A question about bytecodes + unsigned load performance ./. add performace

Tue Jan 20 00:13:27 PST 2009

On Jan 19, 2009, at 9:37 AM, Christian Thalinger wrote:

> Maybe someone can explain to me why the generated code is so  
> different?

You have observed a common traffic jam of loads at the top of an  
unrolled loop.  That happens because, when generating a CFG from the  
sea of nodes, we allow load operations to float upward in the graph  
(toward earlier points).  That means they all get scheduled at the  
top of the loop body.  This is valid, and it usually makes sense on  
machines with lots of registers, but it is kind of dumb when the  
number of loaded values is larger than the number of available temp  
registers.  But we can't measure register pressure at the point the  
CFG is built.  It's the typical NP-hard chicken-and-egg problem, of  
needing a CFG to build a register allocation, but needing a register  
allocation to make a good CFG assignment.  Years ago we decided to  
led the loads float up, and assume that modern hardware would supply  
the temp. registers and/or stack caches.  It would be more graceful  
to throttle the load placement a little more (e.g., to try to reduce  
load-to-last-use distance).  But this seems to be a medium-large  
project, and there have always been more pressing matters to deal with.

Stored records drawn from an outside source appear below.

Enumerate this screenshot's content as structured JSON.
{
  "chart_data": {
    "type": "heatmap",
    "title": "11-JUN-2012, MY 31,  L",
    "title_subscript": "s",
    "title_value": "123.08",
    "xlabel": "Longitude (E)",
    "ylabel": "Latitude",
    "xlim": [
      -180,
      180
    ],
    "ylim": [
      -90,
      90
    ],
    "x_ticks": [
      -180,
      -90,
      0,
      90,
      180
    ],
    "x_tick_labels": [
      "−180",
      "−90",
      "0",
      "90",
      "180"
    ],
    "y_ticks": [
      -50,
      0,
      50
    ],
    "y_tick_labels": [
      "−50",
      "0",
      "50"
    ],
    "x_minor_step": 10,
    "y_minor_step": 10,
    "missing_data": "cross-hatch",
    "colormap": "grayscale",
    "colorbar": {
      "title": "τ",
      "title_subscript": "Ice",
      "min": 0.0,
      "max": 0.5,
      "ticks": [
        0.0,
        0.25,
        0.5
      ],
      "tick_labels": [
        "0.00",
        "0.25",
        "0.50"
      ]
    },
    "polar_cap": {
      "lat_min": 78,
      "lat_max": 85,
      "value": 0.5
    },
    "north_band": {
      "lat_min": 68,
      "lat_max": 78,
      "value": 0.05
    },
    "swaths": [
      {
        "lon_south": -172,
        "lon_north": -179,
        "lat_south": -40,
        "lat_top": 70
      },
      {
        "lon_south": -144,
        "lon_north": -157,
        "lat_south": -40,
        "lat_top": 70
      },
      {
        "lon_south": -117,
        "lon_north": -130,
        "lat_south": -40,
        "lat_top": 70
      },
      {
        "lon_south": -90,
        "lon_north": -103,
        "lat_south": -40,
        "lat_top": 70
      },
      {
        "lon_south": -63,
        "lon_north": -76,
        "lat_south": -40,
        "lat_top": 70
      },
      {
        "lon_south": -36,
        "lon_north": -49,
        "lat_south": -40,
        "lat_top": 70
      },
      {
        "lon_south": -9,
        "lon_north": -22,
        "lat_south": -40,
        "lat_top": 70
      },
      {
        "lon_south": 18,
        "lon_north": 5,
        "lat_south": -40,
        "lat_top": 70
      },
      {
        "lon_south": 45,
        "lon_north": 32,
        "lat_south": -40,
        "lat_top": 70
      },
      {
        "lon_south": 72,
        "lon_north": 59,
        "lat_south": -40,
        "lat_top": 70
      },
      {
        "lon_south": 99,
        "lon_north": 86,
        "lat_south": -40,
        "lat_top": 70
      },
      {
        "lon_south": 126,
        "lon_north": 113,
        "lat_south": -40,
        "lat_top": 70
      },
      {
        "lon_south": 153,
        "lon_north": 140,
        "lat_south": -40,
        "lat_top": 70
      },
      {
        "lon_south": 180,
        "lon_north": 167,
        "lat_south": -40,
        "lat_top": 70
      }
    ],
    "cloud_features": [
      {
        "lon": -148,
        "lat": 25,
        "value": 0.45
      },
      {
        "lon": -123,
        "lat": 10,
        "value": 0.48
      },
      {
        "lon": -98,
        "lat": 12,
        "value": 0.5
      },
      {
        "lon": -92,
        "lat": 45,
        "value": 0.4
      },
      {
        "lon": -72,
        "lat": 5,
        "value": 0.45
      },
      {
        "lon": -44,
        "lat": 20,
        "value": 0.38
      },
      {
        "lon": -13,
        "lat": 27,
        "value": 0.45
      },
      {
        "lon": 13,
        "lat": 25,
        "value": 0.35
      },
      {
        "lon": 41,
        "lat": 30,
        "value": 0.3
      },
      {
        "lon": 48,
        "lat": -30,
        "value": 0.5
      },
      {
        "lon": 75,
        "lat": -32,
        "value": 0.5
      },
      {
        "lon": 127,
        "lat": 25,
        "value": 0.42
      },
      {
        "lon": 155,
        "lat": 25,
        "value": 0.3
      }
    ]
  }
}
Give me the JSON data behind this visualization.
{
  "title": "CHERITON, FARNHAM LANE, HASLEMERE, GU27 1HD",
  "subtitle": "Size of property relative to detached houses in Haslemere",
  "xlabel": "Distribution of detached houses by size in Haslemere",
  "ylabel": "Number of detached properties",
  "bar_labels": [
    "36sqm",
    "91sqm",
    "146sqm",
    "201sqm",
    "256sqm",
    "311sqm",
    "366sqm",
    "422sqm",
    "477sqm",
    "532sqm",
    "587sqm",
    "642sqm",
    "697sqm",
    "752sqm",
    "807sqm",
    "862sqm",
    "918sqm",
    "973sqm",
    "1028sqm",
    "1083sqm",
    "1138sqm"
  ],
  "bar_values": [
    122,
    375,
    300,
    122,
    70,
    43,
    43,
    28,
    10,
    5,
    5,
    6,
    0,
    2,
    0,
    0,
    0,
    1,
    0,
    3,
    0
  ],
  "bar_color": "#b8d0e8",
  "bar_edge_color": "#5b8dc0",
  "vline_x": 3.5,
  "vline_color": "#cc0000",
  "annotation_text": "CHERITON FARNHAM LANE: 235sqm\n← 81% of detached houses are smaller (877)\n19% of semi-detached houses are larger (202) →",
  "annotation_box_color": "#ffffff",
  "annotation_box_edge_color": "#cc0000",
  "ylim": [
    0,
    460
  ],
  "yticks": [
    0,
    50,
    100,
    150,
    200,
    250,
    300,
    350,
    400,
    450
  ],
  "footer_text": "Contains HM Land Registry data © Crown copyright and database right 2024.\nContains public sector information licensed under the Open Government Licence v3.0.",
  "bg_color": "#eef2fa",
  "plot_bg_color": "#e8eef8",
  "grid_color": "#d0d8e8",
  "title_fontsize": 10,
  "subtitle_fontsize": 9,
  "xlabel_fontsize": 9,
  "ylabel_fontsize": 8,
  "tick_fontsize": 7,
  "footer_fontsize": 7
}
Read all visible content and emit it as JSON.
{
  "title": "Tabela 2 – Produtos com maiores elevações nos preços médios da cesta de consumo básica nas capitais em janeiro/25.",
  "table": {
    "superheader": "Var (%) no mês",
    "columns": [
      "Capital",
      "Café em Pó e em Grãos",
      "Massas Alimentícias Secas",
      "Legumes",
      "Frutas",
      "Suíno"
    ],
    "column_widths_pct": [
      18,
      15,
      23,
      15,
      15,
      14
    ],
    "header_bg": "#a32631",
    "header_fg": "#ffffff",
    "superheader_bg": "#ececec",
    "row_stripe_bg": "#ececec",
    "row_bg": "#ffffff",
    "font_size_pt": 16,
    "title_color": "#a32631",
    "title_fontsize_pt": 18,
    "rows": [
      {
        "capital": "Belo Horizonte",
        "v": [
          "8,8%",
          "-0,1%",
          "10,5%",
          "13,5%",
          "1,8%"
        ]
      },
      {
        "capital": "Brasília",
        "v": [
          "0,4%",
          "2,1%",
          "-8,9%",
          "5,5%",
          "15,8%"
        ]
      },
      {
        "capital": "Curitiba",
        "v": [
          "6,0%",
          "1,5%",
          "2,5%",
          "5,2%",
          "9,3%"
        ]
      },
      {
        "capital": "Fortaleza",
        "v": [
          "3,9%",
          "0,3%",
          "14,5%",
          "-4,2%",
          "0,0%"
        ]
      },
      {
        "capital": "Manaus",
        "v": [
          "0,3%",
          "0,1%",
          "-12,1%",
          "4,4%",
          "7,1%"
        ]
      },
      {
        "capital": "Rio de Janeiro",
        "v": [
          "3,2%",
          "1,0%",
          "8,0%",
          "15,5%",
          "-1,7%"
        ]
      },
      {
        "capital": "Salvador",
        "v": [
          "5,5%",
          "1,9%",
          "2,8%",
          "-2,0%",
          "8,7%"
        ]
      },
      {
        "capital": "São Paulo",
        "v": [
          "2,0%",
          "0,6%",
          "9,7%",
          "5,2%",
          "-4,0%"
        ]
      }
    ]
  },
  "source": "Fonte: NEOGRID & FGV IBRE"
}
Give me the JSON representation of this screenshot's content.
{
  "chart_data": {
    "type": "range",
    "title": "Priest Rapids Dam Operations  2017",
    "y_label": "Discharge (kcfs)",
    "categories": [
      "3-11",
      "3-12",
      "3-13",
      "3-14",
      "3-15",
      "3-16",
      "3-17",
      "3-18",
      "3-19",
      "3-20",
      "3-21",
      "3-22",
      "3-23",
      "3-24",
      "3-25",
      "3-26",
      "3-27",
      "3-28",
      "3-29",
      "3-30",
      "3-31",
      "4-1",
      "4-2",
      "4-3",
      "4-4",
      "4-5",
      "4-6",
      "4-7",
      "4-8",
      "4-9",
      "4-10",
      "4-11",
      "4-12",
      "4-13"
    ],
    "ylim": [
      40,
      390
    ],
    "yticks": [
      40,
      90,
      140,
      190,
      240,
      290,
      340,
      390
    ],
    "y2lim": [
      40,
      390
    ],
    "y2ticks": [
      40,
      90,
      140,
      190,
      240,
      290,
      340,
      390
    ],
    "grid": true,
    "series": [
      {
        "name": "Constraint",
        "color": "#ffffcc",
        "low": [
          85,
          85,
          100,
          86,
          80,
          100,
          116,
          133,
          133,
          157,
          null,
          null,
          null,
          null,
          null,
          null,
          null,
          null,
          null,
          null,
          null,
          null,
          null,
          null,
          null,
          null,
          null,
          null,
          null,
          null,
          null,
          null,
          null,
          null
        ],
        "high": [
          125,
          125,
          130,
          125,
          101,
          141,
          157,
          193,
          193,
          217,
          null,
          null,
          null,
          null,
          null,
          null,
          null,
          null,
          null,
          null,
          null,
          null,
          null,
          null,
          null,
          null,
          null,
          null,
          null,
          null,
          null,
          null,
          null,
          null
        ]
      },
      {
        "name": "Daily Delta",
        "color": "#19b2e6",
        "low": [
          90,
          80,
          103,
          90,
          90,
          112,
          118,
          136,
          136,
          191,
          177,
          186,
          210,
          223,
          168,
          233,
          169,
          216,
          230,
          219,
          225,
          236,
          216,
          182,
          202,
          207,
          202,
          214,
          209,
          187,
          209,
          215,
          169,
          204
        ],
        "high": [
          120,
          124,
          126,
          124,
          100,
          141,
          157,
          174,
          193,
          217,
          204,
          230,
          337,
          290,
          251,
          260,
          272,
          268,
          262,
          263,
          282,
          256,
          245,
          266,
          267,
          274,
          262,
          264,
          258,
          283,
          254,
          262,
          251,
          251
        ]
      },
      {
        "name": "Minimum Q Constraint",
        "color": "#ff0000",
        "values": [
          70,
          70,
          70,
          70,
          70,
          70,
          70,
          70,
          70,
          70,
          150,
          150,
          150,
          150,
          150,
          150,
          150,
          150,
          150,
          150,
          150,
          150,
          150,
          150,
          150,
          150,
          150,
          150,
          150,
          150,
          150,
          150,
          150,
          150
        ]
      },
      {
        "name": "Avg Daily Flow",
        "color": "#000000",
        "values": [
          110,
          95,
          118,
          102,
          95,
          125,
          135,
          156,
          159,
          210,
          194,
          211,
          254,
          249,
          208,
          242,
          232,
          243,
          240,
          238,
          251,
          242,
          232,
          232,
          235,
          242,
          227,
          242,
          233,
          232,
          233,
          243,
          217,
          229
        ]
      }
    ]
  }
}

I can't say off-hand why the x+0x80 version schedules the loads  
better. The +0x80 part probably gets subsumed into the index ranges  
which are split in complicated ways (as I mentioned earlier).  I have  
no idea why the signed loads (feeding the +0x80 ops) would trickle  
downward in the graph compared with the unsigned loads bouncing up to  
the loop top.  This might be a case where PrintOptoAssembly would  
supply a missing clue; the ideal graph visualizer would be even  
better.  Maybe there are "invisible" (non-coding) nodes which  
participate in the CFG and accidentally prevent the signed loads from  
rising.  Or maybe the heuristics are just rolling opposite ways on  
similar but slightly different inputs; this also is typical of NP- 
hard algorithms.

-- John